EnergyREV researchers extend the ADEPT Smart Local Energy System demonstrator

George Konstanopolous, Elena Gaura, Nandor Verba and Pablo Rodolfo Baldivieso Monasterios, EnergyREV's Cyber-physical Advances WP.

Over the past few months EnergyREV researchers from Coventry and Sheffield Universities who specialise in cyber-physical advances have been working with the design team of the ‘Advanced multi-Energy management and oPTimisation time shifting platform (ADEPT)’ demonstrator (https://www.infiniterenewables.com/adept-microgrid/) to extend its smart features and capabilities.

The ADEPT system is located in Ebbw Vale, South Wales and consists of a wind turbine, a hybrid-battery storage and a photovoltaic solar system with an industrial load (GS Yuasa Battery site). The system is integrated within a micro-grid to investigate the potential to maximise the utilisation of clean and cheap electricity for the benefits of the local consumers. Information from renewable energy resources generation and consumption is gathered at the Sheffield University laboratory, where the remote control and monitoring system has been set up.

A thorough review of the original ADEPT demonstrator has been carried out by the EnergyREV team and a detailed plan for extending the existing monitoring, communication, control and intelligent decision-making capabilities of the system was proposed. This will enhance the ADEPT demonstrators’ flexibility and help pave the way towards scale-up of the system.

Initial work to extend ADEPT was undertaken in November, where the Sheffield University monitoring system was connected to a flexible digital-framework device developed at Coventry University that imitates two virtual domestic consumers. This extension demonstrates how the ADEPT system can incorporate more consumers into its existing micro-grid infrastructure and how the intelligent monitoring and decision-making mechanisms can handle multiple consumers for future expansion scenarios.

The virtual system, developed at Coventry University, can not only interact with the physical devices in Sheffield, but also enables a secure and reliable connection with the ’agent-based’ testing facility, currently being designed by University of Strathclyde in Glasgow. This facility will demonstrate how ‘agent-based’ approaches can be used to support the existing controllers at each of the distributed generation unit - wind turbine, battery storage and solar system - to enable seamless integration of additional renewable energy units in the ADEPT infrastructure in the near future.

This work will prove that it is possible to establish links between the three different elements of control, monitoring and simulation which are located in the geographically dispersed cities of Sheffield, Coventry and Glasgow. These are collecting and analysing data from the ADEPT demonstrator located in South Wales.

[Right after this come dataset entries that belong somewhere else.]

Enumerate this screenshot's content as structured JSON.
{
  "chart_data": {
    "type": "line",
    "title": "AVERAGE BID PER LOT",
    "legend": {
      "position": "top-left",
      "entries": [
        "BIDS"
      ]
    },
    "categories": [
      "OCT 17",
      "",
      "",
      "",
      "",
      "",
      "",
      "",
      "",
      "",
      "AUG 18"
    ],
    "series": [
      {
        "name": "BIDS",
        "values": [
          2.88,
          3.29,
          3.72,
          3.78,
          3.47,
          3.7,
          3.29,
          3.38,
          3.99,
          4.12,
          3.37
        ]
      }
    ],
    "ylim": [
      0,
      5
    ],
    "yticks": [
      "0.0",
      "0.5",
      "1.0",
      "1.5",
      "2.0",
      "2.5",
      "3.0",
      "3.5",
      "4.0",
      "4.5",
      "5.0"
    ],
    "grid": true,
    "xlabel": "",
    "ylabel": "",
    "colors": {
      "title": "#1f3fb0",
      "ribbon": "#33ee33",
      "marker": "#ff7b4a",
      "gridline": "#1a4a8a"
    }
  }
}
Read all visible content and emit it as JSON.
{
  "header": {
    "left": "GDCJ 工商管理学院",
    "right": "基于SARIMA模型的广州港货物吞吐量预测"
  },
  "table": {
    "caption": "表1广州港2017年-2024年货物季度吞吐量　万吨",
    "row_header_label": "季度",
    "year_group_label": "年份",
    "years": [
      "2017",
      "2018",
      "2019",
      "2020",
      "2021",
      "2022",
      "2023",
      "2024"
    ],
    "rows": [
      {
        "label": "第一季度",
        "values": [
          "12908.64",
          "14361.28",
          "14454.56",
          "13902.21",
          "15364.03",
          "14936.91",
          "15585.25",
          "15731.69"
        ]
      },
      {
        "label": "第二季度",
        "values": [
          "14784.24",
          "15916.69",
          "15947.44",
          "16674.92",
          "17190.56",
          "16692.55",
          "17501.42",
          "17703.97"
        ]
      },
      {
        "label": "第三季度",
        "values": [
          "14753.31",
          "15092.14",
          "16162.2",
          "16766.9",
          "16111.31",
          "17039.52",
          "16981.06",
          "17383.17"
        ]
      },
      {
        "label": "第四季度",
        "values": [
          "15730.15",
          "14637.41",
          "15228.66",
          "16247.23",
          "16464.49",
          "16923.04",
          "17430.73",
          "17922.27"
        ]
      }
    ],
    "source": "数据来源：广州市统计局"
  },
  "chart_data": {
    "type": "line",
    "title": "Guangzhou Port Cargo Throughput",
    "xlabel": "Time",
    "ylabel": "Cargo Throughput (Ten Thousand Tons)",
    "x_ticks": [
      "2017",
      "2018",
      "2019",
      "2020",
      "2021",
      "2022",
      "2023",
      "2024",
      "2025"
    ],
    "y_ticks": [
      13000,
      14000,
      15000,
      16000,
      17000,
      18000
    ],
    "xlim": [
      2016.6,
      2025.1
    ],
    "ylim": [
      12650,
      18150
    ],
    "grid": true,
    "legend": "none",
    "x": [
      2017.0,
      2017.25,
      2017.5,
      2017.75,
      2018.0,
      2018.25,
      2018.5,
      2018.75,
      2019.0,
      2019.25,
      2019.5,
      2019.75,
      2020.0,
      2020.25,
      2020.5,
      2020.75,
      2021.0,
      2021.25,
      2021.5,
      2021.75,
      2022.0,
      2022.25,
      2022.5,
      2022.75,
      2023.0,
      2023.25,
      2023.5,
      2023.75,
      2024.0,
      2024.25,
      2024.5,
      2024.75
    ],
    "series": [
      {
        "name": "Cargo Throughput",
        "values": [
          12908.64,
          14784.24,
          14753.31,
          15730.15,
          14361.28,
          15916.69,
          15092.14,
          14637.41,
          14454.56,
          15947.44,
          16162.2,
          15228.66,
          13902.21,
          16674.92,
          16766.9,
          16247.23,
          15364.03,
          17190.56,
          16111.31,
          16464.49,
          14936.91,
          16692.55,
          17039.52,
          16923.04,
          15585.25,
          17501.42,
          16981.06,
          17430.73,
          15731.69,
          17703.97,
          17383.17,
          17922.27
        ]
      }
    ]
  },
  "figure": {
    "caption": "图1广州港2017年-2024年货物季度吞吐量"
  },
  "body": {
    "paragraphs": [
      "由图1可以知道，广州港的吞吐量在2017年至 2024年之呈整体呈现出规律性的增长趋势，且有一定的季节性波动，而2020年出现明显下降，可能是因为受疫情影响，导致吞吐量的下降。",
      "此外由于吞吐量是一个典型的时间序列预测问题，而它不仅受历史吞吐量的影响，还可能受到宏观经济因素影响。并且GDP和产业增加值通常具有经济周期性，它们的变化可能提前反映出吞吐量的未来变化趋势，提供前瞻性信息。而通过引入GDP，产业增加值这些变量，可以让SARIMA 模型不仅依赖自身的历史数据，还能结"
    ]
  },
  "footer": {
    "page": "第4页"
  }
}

This will enable the EnergyREV cyber-physical advances team to investigate where new components and units, including different renewables and consumers, can be added without the need to reconfigure the entire system which is time consuming and expensive.

Future work will focus on offline analysis of the hybrid-battery storage system to allow accurate modelling its characteristics, as well as the design of a unified communication protocol within the ADEPT system in South Wales which will achieve improved monitoring and optimal power management; thus further enhancing the system intelligence.

The EnergyREV team would like to thank the ADEPT team for their time and for letting them work together on their interesting Smart Local Energy System.